Private Collection, Milan.
F. Pola, ed., Gianni Colombo: The Body and the Space 1959–1980, exh. cat. Robilant+Voena, London, 2015, pp. 142, 220, fig. 131, illustrated.
“A further example of the concept of ‘elastic space’ is the construction of real object-paintings in which the conceptual and perceptive non-determination of form, structure and image is achieved by other means. The subject of the work is the condition of space, at once projective and appropriated, the transformation of a sign, which displays the theoretical features of geometrical design at first, into something physical. Once more, the focus is on the arbitrary modifiability of a structure, which can be constructed in a number of ways, as a result of the viewer’s participation, thanks to the elasticity of the metal threads that are used as signs.”—Flaminio Gualdoni, in Gianni Colombo, exh. cat. Studio Gariboldi, Milan, 2010
Gianni Colombo produced his first artworks—an oeuvre which comprises painting, sculpture and ceramics—in 1955. He studied at the Accademia di Brera in Milan, attending courses in painting taught by Achille Funi and Pompeo Borra. He shared his first studio in the via Montegrappa with Davide Boriani and Gabriele Devecchi, and eventually moved to a studio next to that belonging to his brother, the famous designer Joe Colombo. He experimented with different materials and languages, and in 1959 founded Gruppo T with Giovanni Anceschi, Davide Boriani and Gabriele Devecchi, becoming an internationally acclaimed protagonist of Kinetic and Programmed Art.

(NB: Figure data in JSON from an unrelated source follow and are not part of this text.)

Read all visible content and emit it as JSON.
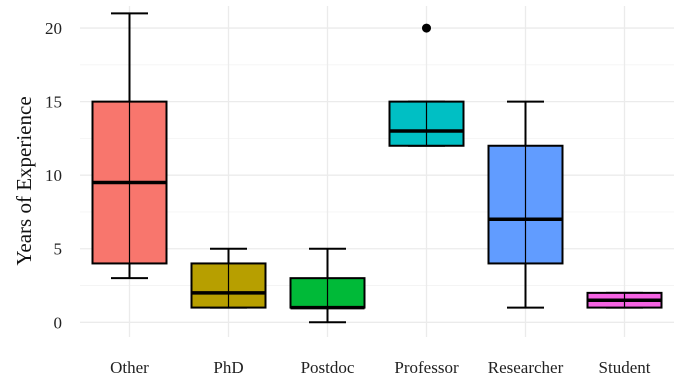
{
  "chart_data": {
    "type": "boxplot",
    "title": "",
    "xlabel": "",
    "ylabel": "Years of Experience",
    "ylim": [
      -1,
      21.5
    ],
    "yticks": [
      0,
      5,
      10,
      15,
      20
    ],
    "grid": true,
    "legend": "none",
    "categories": [
      "Other",
      "PhD",
      "Postdoc",
      "Professor",
      "Researcher",
      "Student"
    ],
    "boxes": [
      {
        "category": "Other",
        "min": 3,
        "q1": 4,
        "median": 9.5,
        "q3": 15,
        "max": 21,
        "outliers": [],
        "color": "#F8766D"
      },
      {
        "category": "PhD",
        "min": 1,
        "q1": 1,
        "median": 2,
        "q3": 4,
        "max": 5,
        "outliers": [],
        "color": "#B79F00"
      },
      {
        "category": "Postdoc",
        "min": 0,
        "q1": 1,
        "median": 1,
        "q3": 3,
        "max": 5,
        "outliers": [],
        "color": "#00BA38"
      },
      {
        "category": "Professor",
        "min": 12,
        "q1": 12,
        "median": 13,
        "q3": 15,
        "max": 15,
        "outliers": [
          20
        ],
        "color": "#00BFC4"
      },
      {
        "category": "Researcher",
        "min": 1,
        "q1": 4,
        "median": 7,
        "q3": 12,
        "max": 15,
        "outliers": [],
        "color": "#619CFF"
      },
      {
        "category": "Student",
        "min": 1,
        "q1": 1,
        "median": 1.5,
        "q3": 2,
        "max": 2,
        "outliers": [],
        "color": "#F564E3"
      }
    ]
  }
}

Colombo was both a technician of manipulable, kinetic objects, and a Dadaist architect. His desire to go beyond a traditional conception of the work of art, of transforming viewers into technicians, led the artist to experiment with new structures of perception by means of light effects and unusual balances. He aimed to modify the viewer’s sensations, surprising them with the creation of new synaesthetic fields of interaction between different sensory organs. Colombo sought to disrupt the perceptive passivity of the places in which art is viewed, from galleries and museums to houses and palaces, and thus expose the inertia that characterised their use.
Colombo experimented with his elastic spaces in several forms: from the early nets of cubes consisting of elastic threads set in motion by engines or by means of UV light, to the installation of an “environmental” elastic space at the Attico gallery in Rome (1967–68), an idea which would inspire several later variations. At the end of the 1970s, Colombo developed a series of elastic spaces built using lightweight metal structures in the shape of cubes which he suspended from the ceiling using simple nylon threads that he set in motion by means of engines. The importance of the viewer’s interactive role became more prominent once again in another series of elastic spaces the artist developed from 1974 onwards, to which the present work, dated 1975, belongs. In such pieces, Colombo used the traditional surface of a painting, transforming it into a panel that the subject can influence by moving the elastic threads with their hands. The drawings that can thus be obtained absorb the viewer in a relationship that has the seeming lightness of a game—“game” and “lightness” being two key words central to Colombo’s poetics.